Bedankt voor het gesprek!

“Goedemiddag.”

Vrijdagmiddag. Ik ben stiekem een soort semi-ambtenaar en als omroepmedewerker bij de Nederlandse Omroep Stichting vallend onder schaal G, heb ik als full-timer een 36-urige werkweek. Zolang je dat gemiddelde niet overschrijdt, kun je zelf naar alle redelijkheid die uren een beetje indelen, en vandaag ben ik dus vrij.

Terwijl ik langs de J.H. van Heekweg loop op weg naar huis, terugkomend van een wandelingetje door de buurt (bij gebrek aan een hond laat ik mezelf maar uit – HIER Pedigree Palstra. Nee, af, AF! Hm, Martin Gaus imitaties komen niet goed over op een weblog…) word ik aangesproken door een oudere heer (die wonen hier in de buurt wel meer), die al afremmende zijn fiets vlak langs de stoeprand plaatst en met mij een gesprek begint.

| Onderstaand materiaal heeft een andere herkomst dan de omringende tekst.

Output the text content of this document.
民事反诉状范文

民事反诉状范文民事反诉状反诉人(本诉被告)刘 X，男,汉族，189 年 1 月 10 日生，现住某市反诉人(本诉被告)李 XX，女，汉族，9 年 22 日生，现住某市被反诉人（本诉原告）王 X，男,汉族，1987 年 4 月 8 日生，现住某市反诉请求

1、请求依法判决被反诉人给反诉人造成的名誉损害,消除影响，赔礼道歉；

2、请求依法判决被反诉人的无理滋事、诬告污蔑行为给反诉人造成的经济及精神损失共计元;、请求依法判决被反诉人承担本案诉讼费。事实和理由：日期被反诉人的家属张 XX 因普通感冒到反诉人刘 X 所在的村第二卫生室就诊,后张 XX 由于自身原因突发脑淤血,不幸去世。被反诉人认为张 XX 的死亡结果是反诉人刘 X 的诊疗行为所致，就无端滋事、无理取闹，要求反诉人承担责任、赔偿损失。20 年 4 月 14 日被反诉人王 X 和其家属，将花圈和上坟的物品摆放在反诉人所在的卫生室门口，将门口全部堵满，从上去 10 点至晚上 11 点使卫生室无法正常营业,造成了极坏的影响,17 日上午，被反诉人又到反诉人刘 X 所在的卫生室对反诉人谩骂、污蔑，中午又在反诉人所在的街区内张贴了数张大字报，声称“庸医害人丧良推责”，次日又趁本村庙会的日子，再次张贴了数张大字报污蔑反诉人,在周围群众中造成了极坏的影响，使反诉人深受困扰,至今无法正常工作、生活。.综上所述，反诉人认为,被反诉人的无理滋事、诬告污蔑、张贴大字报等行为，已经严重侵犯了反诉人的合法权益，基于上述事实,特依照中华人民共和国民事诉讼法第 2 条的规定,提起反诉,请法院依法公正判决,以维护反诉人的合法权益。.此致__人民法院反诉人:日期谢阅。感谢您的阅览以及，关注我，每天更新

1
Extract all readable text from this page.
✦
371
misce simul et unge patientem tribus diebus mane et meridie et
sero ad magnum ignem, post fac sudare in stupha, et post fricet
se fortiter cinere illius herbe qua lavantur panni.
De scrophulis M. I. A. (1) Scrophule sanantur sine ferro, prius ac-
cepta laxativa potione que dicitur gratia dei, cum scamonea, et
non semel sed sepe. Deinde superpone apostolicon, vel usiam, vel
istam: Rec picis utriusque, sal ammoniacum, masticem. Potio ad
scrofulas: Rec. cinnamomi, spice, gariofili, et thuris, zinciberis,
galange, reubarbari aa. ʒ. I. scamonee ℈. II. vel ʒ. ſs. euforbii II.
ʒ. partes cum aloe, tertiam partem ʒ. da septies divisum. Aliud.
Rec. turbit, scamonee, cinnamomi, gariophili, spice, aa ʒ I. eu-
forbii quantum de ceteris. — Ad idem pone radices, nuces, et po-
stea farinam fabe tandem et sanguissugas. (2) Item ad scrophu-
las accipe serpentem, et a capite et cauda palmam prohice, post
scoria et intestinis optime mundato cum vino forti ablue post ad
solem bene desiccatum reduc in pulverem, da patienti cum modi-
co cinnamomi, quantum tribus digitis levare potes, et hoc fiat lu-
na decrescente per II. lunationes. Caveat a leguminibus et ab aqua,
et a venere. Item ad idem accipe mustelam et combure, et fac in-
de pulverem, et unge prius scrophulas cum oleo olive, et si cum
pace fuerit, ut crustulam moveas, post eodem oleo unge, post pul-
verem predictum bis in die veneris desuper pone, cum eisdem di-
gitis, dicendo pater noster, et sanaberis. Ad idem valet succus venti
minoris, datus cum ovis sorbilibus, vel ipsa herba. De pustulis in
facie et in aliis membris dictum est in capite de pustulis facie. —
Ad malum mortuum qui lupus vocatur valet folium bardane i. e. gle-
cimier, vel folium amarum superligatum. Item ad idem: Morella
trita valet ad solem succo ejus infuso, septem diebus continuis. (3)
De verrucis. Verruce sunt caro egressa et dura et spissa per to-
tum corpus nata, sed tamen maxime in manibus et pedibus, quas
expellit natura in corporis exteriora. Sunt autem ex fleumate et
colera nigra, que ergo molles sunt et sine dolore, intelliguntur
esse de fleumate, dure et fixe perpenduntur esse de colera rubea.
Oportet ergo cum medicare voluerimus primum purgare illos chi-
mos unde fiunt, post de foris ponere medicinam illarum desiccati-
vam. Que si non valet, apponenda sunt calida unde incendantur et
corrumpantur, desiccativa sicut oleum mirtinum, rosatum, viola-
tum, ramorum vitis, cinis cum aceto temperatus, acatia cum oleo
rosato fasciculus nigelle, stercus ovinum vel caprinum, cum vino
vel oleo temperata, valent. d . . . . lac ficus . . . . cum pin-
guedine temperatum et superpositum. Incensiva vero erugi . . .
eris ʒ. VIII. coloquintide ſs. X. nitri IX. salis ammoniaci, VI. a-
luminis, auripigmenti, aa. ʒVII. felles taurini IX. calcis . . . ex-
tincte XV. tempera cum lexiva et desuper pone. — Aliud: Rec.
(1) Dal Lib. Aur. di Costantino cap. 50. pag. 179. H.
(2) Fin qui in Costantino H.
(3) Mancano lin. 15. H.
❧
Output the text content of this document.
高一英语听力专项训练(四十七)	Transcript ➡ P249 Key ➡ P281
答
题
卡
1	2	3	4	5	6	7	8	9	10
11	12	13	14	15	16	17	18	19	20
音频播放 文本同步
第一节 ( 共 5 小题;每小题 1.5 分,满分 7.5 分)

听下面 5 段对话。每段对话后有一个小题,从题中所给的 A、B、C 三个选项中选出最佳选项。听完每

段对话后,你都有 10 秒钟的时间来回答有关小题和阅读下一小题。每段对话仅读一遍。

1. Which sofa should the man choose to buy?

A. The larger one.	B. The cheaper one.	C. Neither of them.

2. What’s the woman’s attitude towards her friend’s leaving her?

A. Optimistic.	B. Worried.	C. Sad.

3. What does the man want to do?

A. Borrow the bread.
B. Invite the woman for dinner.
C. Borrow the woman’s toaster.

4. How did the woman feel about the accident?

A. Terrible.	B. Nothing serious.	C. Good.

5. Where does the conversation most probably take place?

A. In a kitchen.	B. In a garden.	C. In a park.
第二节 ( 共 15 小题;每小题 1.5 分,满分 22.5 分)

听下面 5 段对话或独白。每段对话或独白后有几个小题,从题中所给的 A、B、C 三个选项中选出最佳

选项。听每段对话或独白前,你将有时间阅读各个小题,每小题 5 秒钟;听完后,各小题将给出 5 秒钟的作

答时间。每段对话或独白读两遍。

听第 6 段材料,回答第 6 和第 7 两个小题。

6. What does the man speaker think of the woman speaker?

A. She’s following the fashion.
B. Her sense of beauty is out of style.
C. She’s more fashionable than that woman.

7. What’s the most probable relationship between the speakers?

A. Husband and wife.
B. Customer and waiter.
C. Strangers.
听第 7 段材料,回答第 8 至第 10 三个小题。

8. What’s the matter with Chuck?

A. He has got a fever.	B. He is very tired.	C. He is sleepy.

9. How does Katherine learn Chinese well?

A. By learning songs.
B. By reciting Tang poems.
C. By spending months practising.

Ik ben blijkbaar de hele week al in een goede bui, want ik laat hem vooral zijn gang gaan, terwijl ik wel even op mijn horloge kijk. (Het is kwart voor vier, even na vieren staan mijn ouders op de deurbel te rammen).

De man, opvallend gracieus zichzelf en zijn fiets balancerend, zijn linkerbeen als standbeen gebruikend, ontsteekt in een verhaal over ambachtsscholen, hoe ze nooit hadden moeten verdwijnen, hoe goed het is dat ze nu terugkomen, hoe hij zowel overdag als ‘s avonds op school zat om laswerker te worden, hoe hij vroeger het ijs van de tramleidingen afhaalde en hoe de jeugd van tegenwoordig lijdt onder een ernstig gebrek aan discipline.

Verder vertelt hij dat hij zelf 70 is, en zijn vrouw 72. Het gaat wat minder met haar en hij moet nu wat meer voor haar zorgen. Dat ik bij de publieke omroep werk waardeert hij wel, hij kijkt trouw naar het NOS Journaal. Oh, en die grootverdieners bij ons moeten gewoon blijven verdienen wat ze toekomt, ze werken er tenslotte ook hard voor.

“Ik fiets wel een stukje met u mee,” besluit de spraakzame man, als ik aangeef dat ik toch echt nu richting huis moet. Als ik zie dat mijn aangepaste wandeltempo ervoor zorgt dat hij me continu inhaalt schakel ik over om mijn normale tempo. Dat sluit goed aan.

Voordat ik linksaf sla het Amerbos op, vertelt hij nog even hoe zijn vroegere woning gesloopt gaat worden, en dat hij nu een aanleunwoning bij het Korthagenhuis heeft betrokken. Als we elkaar een hand geven besluit hij met: “Bedankt voor het gesprek!”

Ik wens hem nog een prettig weekend. Alleen, volgens mij had ik hem eerder voor het gesprek moeten bedanken?